Douglas Gordon is the first survey of the Scottish artist’s work in the United States. Widely recognized as one of the most important artists of his generation, Gordon is best known for his video installations, which take as their subjects classic Hollywood films such as Psycho and The Searchers.
MOCA at The Geffen Contemporary
Douglas Gordon is the first survey of the Scottish artist’s work in the United States. Widely recognized as one of the most important artists of his generation, Gordon is best known for his video installations, which take as their subjects classic Hollywood films such as Psycho and The Searchers. The most comprehensive exhibition of his work to
date, Douglas Gordon opens September 16 at The Museum of
Contemporary Art (MOCA) at The Geffen Contemporary (152
North Central Avenue in downtown Los Angeles) and remains
on view through January 20, 2002.
Gordon, who works in a variety of media, including video, film,
and photography, also produces text pieces and sculpture, all
of which will be represented in the exhibition. Several new
works will debut in the exhibition, and the artist will develop
special off-site projects.
"Gordon’s radical, cinematically inspired work challenges
viewers to reexamine themselves and their perceptions of
reality," said Jeremy Strick, MOCA director. "I know it will
resonate deeply in Southern California, home to the
entertainment industry which generates illusions of reality
every day."
Organized by Russell Ferguson, UCLA Hammer Museum
deputy director of exhibitions and programs and chief curator,
Douglas Gordon examines the artist’s exploration of themes
including trust, guilt, confession, deception, and doubling,
which weave their way throughout his diverse career. Many of
his works are strongly related to cinema and he has utilized
material ranging from cult films like Psycho and The Searchers to
amateur videos and medical documentaries. Seemingly familiar
images are often disrupted by the use of extreme slow motion
and by unexpected reversals and doublings. Gordon
consistently uses found imagery to explore issues of memory
and individual identity. Taking advantage of the fictional
aspect of the visual media, he examines the "duality" of human
nature. Many of Gordon's works are based on
dichotomies passion and angst, hate and love, seduction and
violence, life and death, perception and memory.

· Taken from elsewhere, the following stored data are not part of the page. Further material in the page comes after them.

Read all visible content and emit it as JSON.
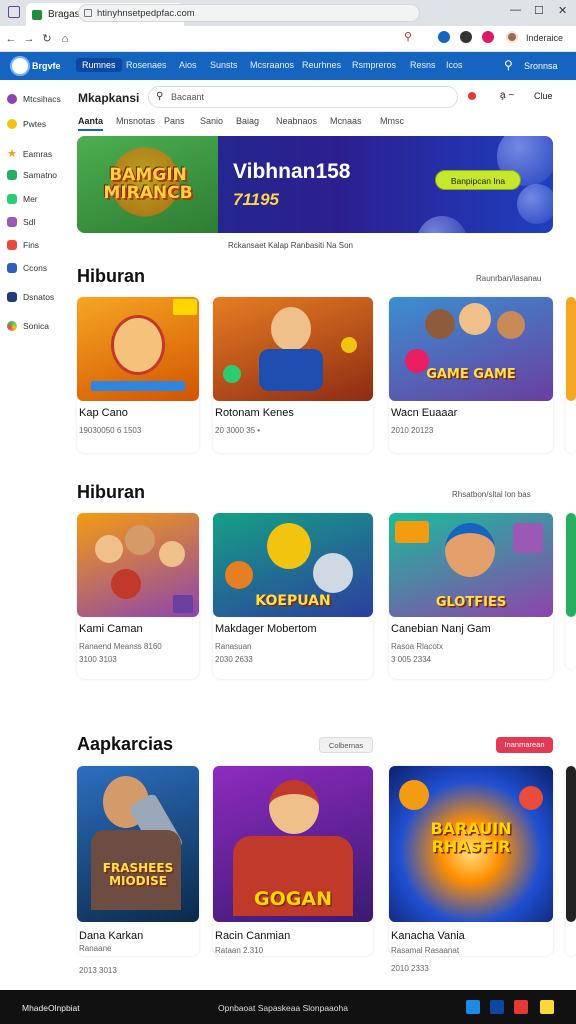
{
  "browser": {
    "tab_title": "Bragasmon",
    "url": "htinyhnsetpedpfac.com",
    "profile_label": "Inderaice"
  },
  "appnav": {
    "brand": "Brgvfe",
    "tabs": [
      "Rumnes",
      "Rosenaes",
      "Aios",
      "Sunsts",
      "Mcsraanos",
      "Reurhnes",
      "Rsmpreros",
      "Resns",
      "Icos"
    ],
    "right_label": "Sronnsa"
  },
  "sidebar": {
    "items": [
      {
        "label": "Mtcsihacs",
        "icon": "purple-circle-icon",
        "color": "#8e44ad"
      },
      {
        "label": "Pwtes",
        "icon": "yellow-badge-icon",
        "color": "#f1c40f"
      },
      {
        "label": "Eamras",
        "icon": "star-icon",
        "color": "#f39c12"
      },
      {
        "label": "Samatno",
        "icon": "green-square-icon",
        "color": "#27ae60"
      },
      {
        "label": "Mer",
        "icon": "green-square-icon",
        "color": "#2ecc71"
      },
      {
        "label": "Sdl",
        "icon": "purple-square-icon",
        "color": "#9b59b6"
      },
      {
        "label": "Fins",
        "icon": "red-square-icon",
        "color": "#e74c3c"
      },
      {
        "label": "Ccons",
        "icon": "blue-square-icon",
        "color": "#2e5fbf"
      },
      {
        "label": "Dsnatos",
        "icon": "navy-square-icon",
        "color": "#1f3a7a"
      },
      {
        "label": "Sonica",
        "icon": "multi-color-icon",
        "color": "#2ecc71"
      }
    ]
  },
  "header": {
    "title": "Mkapkansi",
    "search_value": "Bacaant",
    "subtabs": [
      "Aanta",
      "Mnsnotas",
      "Pans",
      "Sanio",
      "Baiag",
      "Neabnaos",
      "Mcnaas",
      "Mmsc"
    ],
    "icon_right_1": "a̧ ~",
    "icon_right_2": "Clue"
  },
  "banner": {
    "logo_text_1": "BAMGIN",
    "logo_text_2": "MIRANCB",
    "title": "Vibhnan158",
    "subtitle": "71195",
    "button_label": "Banpipcan Ina",
    "caption": "Rckansaet Kalap Ranbasiti Na Son"
  },
  "sections": [
    {
      "title": "Hiburan",
      "link": "Raunrban/lasanau",
      "cards": [
        {
          "title": "Kap Cano",
          "meta": "19030050 6 1503",
          "meta2": "",
          "thumb_text": "",
          "bg": [
            "#f5a623",
            "#d35400"
          ]
        },
        {
          "title": "Rotonam Kenes",
          "meta": "20 3000 35 •",
          "meta2": "",
          "thumb_text": "",
          "bg": [
            "#e67e22",
            "#8e2b14"
          ]
        },
        {
          "title": "Wacn Euaaar",
          "meta": "2010 20123",
          "meta2": "",
          "thumb_text": "GAME GAME",
          "bg": [
            "#3a8fd1",
            "#6a3fa0"
          ]
        }
      ]
    },
    {
      "title": "Hiburan",
      "link": "Rhsatbon/sltal lon bas",
      "cards": [
        {
          "title": "Kami Caman",
          "meta": "Ranaend Meanss 8160",
          "meta2": "3100 3103",
          "thumb_text": "",
          "bg": [
            "#f39c12",
            "#8e44ad"
          ]
        },
        {
          "title": "Makdager Mobertom",
          "meta": "Ranasuan",
          "meta2": "2030 2633",
          "thumb_text": "KOEPUAN",
          "bg": [
            "#16a085",
            "#2c3e9f"
          ]
        },
        {
          "title": "Canebian Nanj Gam",
          "meta": "Rasoa Rlacotx",
          "meta2": "3 005 2334",
          "thumb_text": "GLOTFIES",
          "bg": [
            "#1abc9c",
            "#8e44ad"
          ]
        }
      ]
    },
    {
      "title": "Aapkarcias",
      "link_left": "Colbernas",
      "link_right": "Inanmarean",
      "cards": [
        {
          "title": "Dana Karkan",
          "meta": "Ranaane",
          "meta2": "2013 3013",
          "thumb_text": "FRASHEES MIODISE",
          "bg": [
            "#2c6fbf",
            "#0b2a4a"
          ]
        },
        {
          "title": "Racin Canmian",
          "meta": "Rataan 2.310",
          "meta2": "",
          "thumb_text": "GOGAN",
          "bg": [
            "#8e2bbf",
            "#3a1a70"
          ]
        },
        {
          "title": "Kanacha Vania",
          "meta": "Rasamal Rasaanat",
          "meta2": "2010 2333",
          "thumb_text": "BARAUIN RHASFIR",
          "bg": [
            "#1f4fd1",
            "#0d1f6a"
          ]
        }
      ]
    }
  ],
  "taskbar": {
    "left_label": "MhadeOlnpbiat",
    "mid_label": "Opnbaoat Sapaskeaa Slonpaaoha"
  }
}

Gordon is best known for film installations that feature classic
films by directors such as Alfred Hitchcock, Martin Scorsese,
and Otto Preminger. In through a looking glass (1999), for
instance, Gordon projects Robert De Niro’s famous improvised
scene from Scorsese’s Taxi Driver (in which his character,
Travis Bickle, repeats the words "You talkin’ to me?" to his
mirrored reflection and draws a gun) onto two facing walls of a
darkened room. Though we know Bickle is talking to himself,
Gordon amplifies the scene’s disturbing effect by pitting the
two Travises against each other, with the viewer caught in the
crossfire.
The same dark undercurrents found in the film projections
recur in works such as Tattoo (for Reflection) (1997), a
photograph of a man’s back tattooed with the word "Guilty." The
word is inscribed backwards on his left shoulder but is legible
in the reflection of an adjacent mirror. Trust is the subject of
works such as Tattoo (I) and Tattoo (II) (both 1994),
photographs in which the phrase "Trust Me" is shown tattooed
on the artist’s arm. One is not sure if the words are those of a
close confidant or the utterance of a con man.